# Collaborative Filtering with LightFM

This notebook implements a **collaborative filtering (CF)** approach using LightFM to leverage historical interaction data.

## Why Collaborative Filtering?
- Discovers hidden patterns from user-program interactions
- Can recommend programs based on what similar users liked
- Complements content-based filtering for a hybrid system
- Effective for personalization as interaction data grows

## Why LightFM?
- **Hybrid architecture**: Supports both CF and content features
- **WARP loss**: Optimizes ranking (perfect for top-k recommendations)
- **Implicit feedback**: Works with like/view data (not just ratings)
- **Cold-start handling**: Can incorporate user/item features
- Fast and scalable for production use

## Import Libraries
LightFM provides matrix factorization with advanced loss functions.

In [None]:
import pandas as pd
import numpy as np
from lightfm import LightFM
from lightfm.data import Dataset
import joblib


In [None]:
users = pd.read_csv("../data/raw/users.csv")
programs = pd.read_csv("../data/raw/programs.csv")
interactions = pd.read_csv("../data/raw/interactions.csv")


## Load Data
Load users, programs, and historical interactions (likes) generated in notebook 01.

In [None]:
dataset = Dataset()
dataset.fit(
    users=users["user_id"],
    items=programs["program_id"]
)


## Initialize LightFM Dataset
Create a dataset object that maps user and program IDs to internal indices.

This step establishes the vocabulary for both users and items before building the interaction matrix.

In [None]:
(interactions_matrix, _) = dataset.build_interactions(
    [(row.user_id, row.program_id, row.interaction)
     for _, row in interactions.iterrows()]
)


## Build Interaction Matrix
Convert interaction data into a sparse user-item matrix format required by LightFM.

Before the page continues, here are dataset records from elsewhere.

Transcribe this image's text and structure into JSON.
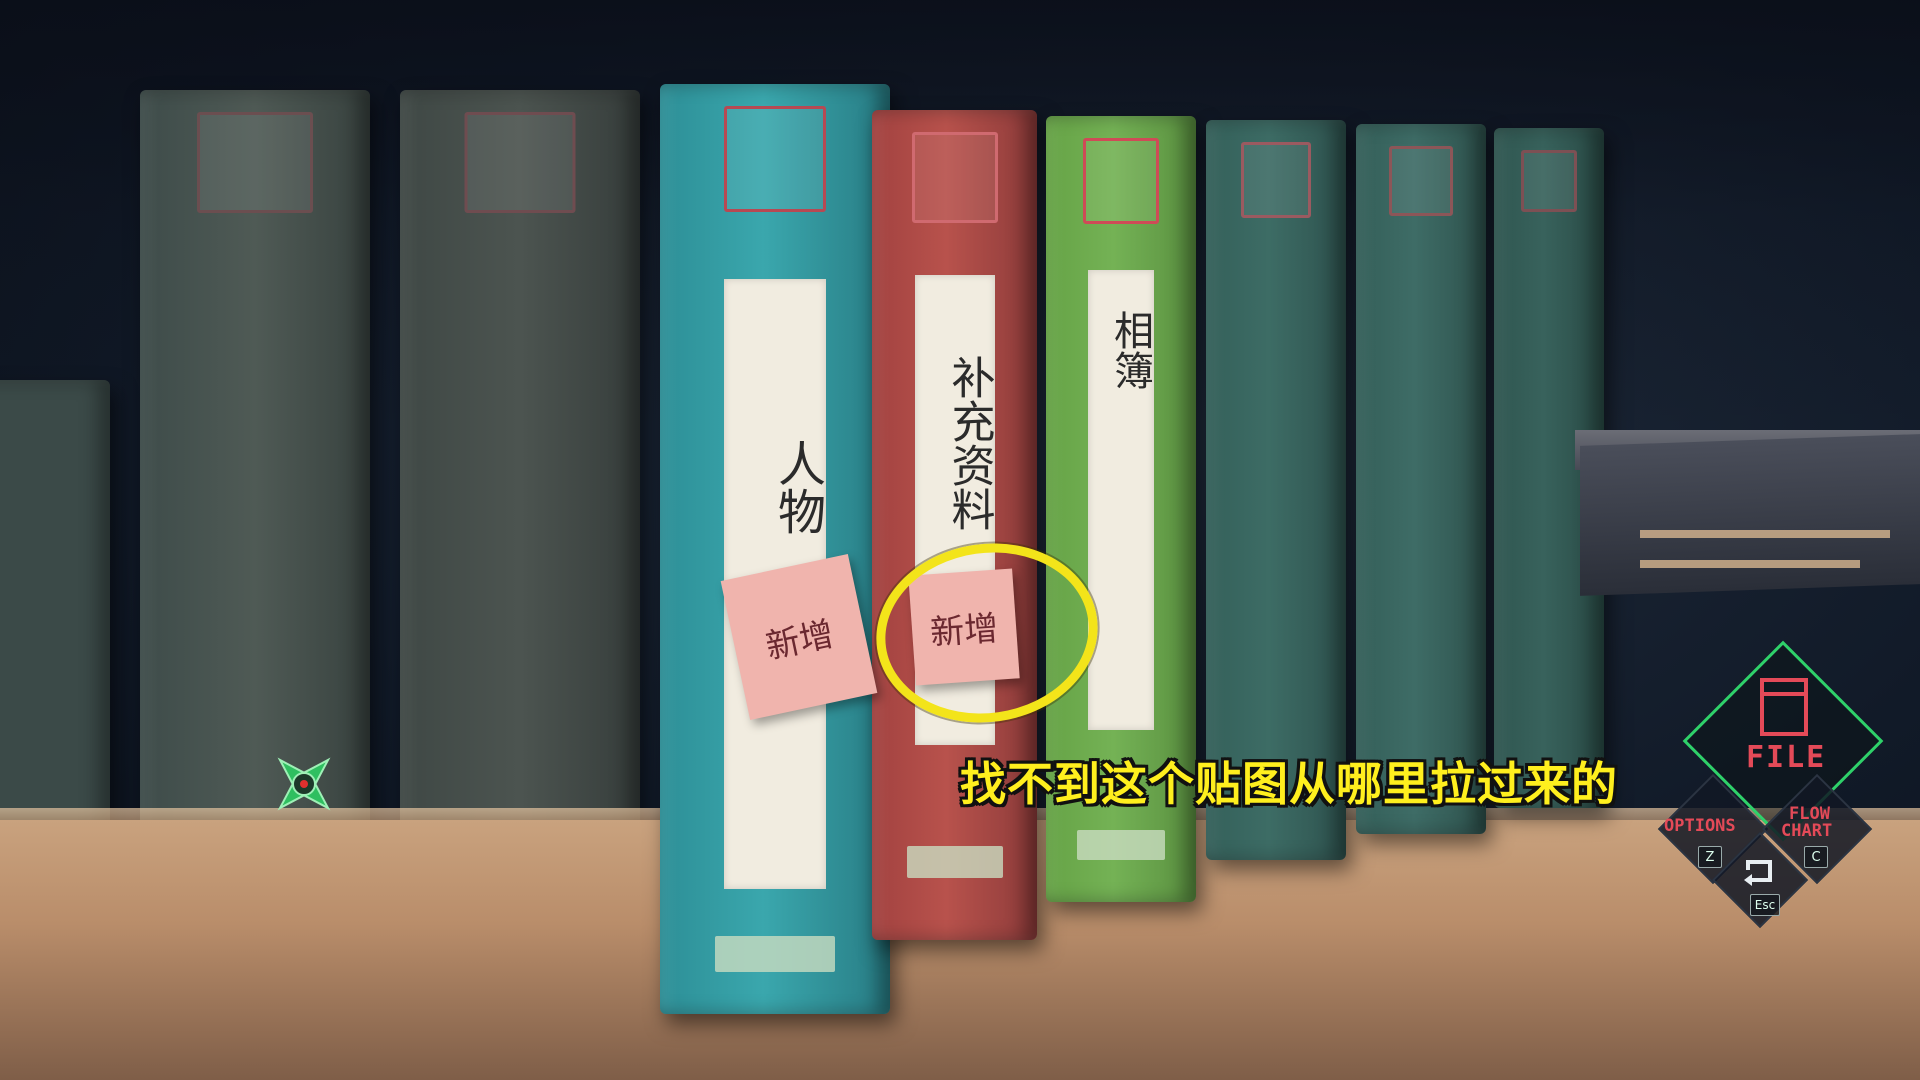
{
  "binders": [
    {
      "id": "b1",
      "label": ""
    },
    {
      "id": "b2",
      "label": ""
    },
    {
      "id": "b3",
      "label": "人物",
      "sticky": "新增"
    },
    {
      "id": "b4",
      "label": "补充资料",
      "sticky": "新增"
    },
    {
      "id": "b5",
      "label": "相簿"
    }
  ],
  "annotation": {
    "caption": "找不到这个贴图从哪里拉过来的"
  },
  "hud": {
    "file_label": "FILE",
    "options_label": "OPTIONS",
    "options_key": "Z",
    "flowchart_label_line1": "FLOW",
    "flowchart_label_line2": "CHART",
    "flowchart_key": "C",
    "back_key": "Esc"
  },
  "colors": {
    "highlight_circle": "#f3e41a",
    "caption_text": "#ffef1e",
    "hud_accent": "#2fd16a",
    "hud_text": "#e44a58"
  },
  "icons": {
    "cursor": "crosshair-star-icon",
    "file": "file-folder-icon",
    "back": "return-arrow-icon"
  }
}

**Format:** (user_id, program_id, interaction_value)
- Interaction value = 1 indicates a positive signal (liked/viewed)

In [None]:
model = LightFM(
    no_components=10,
    loss="warp",
    random_state=42
)

model.fit(
    interactions_matrix,
    epochs=20,
    num_threads=4
)


## Train LightFM Model

**Hyperparameters:**
- `no_components=10`: Latent factor dimension (user/item embeddings)
  - Lower = faster, less overfitting
  - Higher = more capacity to learn complex patterns
- `loss="warp"`: **WARP** (Weighted Approximate-Rank Pairwise)
  - Optimizes for **ranking quality** (top-k recommendations)
  - Better than BPR or logistic for recommendation systems
  - Focuses on getting the most relevant items at the top
- `epochs=20`: Number of training passes
- `num_threads=4`: Parallel processing for speed

**Why 10 components?**
With only 6 programs and 100 users, 10 dimensions is sufficient to capture patterns without overfitting.

In [None]:
user_id_map, _, item_id_map, _ = dataset.mapping()
reverse_item_map = {v: k for k, v in item_id_map.items()}


## Extract ID Mappings
Retrieve the internal index mappings to convert between external IDs (e.g., "u_0", "p_1") and internal indices.

This is needed to generate predictions and convert results back to original IDs.

In [None]:
def recommend_cf(user_id, k=3):
    user_idx = user_id_map[user_id]
    scores = model.predict(
        user_idx,
        np.arange(len(item_id_map))
    )
    top_items = np.argsort(scores)[::-1][:k]
    return [reverse_item_map[i] for i in top_items]
recommend_cf("u_0")


## Recommendation Function
Generate top-k program recommendations for a given user based on CF predictions.

**Process:**
1. Convert user ID to internal index
2. Predict scores for all programs
3. Sort by score (descending)
4. Return top-k program IDs

**Note:** Unlike content-based (which uses similarity), CF uses learned latent factors.

In [None]:
joblib.dump(model, "../models/lightfm.pkl")
joblib.dump(dataset, "../models/lightfm_dataset.pkl")


## Save Models
Persist the trained LightFM model and dataset mappings for deployment.

**Why save the dataset?**
The dataset contains the ID mappings needed to convert between external user/program IDs and internal indices during inference.